Patches of infectious  clouds
steal the blue from the skies
and jets streak past
leaving their tell tale trails
eventually to crumble and dissipate
wiping the slate once again clean.

by Dilip Mohapatra

Dilip Mohapatra (b.1950), a decorated Navy Veteran started writing poems since the seventies . His poems have appeared in many literary journals of repute worldwide. Some of his poems are included in the World Poetry Yearbook, 2013 and 2014 Editions. He has three poetry collections to his credit, the latest titled ‘Another Look’ recently published by Authorspress India. His fourth book P2P nee Points to Ponder is a departure from his poetic passion and is a collection of his musings on various themes which are meant to act as points in a mariner’s compass helping the reader to navigate his life better in rough waters. He holds two masters degrees, in Physics and in Management Studies. He lives with his wife in Pune. His website may be accessed at dilipmohapatra.com.

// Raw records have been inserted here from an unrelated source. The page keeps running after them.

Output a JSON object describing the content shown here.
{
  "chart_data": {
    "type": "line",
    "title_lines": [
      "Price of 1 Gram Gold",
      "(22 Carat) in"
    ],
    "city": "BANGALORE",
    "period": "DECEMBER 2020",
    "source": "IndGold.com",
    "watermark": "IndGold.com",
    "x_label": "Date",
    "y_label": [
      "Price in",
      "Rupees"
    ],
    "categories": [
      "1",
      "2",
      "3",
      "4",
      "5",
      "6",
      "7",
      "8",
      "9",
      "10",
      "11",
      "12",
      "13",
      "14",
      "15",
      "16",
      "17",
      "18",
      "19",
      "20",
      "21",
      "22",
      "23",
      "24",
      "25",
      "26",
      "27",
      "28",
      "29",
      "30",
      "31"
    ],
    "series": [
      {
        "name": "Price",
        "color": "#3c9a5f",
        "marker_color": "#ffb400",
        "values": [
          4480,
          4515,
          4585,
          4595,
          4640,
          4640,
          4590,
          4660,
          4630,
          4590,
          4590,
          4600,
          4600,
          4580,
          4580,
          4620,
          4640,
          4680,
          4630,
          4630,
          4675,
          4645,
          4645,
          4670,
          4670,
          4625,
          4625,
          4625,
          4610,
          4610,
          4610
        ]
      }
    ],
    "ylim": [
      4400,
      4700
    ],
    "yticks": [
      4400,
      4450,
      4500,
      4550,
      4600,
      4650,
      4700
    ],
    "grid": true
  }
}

On Receiving a Life-Threatening Diagnosis

Has Death asked me to step out on the floor? For a tango,

long and difficult? Will I need attitude, strength

to learn new steps?

 

I don’t expect a polka. With luck a waltz, a whirl

of warm music in which I’ll get lost rising

and sinking in my partner’s arms.

 

If the evening is long, I’d like breaks. Catch breath

on a chair pushed back from foxtrotters. Fade

with wallflowers.

 

But it might be a marathon that ends with collapse,

then the rat-a-tat-tat of his tap dance

for which I have no shoes.

 

by Catherine Gonick

Catherine Gonick’s work has appeared or is forthcoming in Boston Review, Caveat Lector, Crack the Spine, decomP, DIAGRAM, Front Porch Review,  Ginosko, Amarillo Bay, Word Riot, Soul-Lit, Sukoon, Forge, Jet Fuel Review, Notre Dame Review, and Jewish Women’s Literary Annual. Her poetry has also appeared in the Crack the Spine Winter 2015 Anthology. She was awarded the Ina Coolbrith Memorial Prize for Poetry.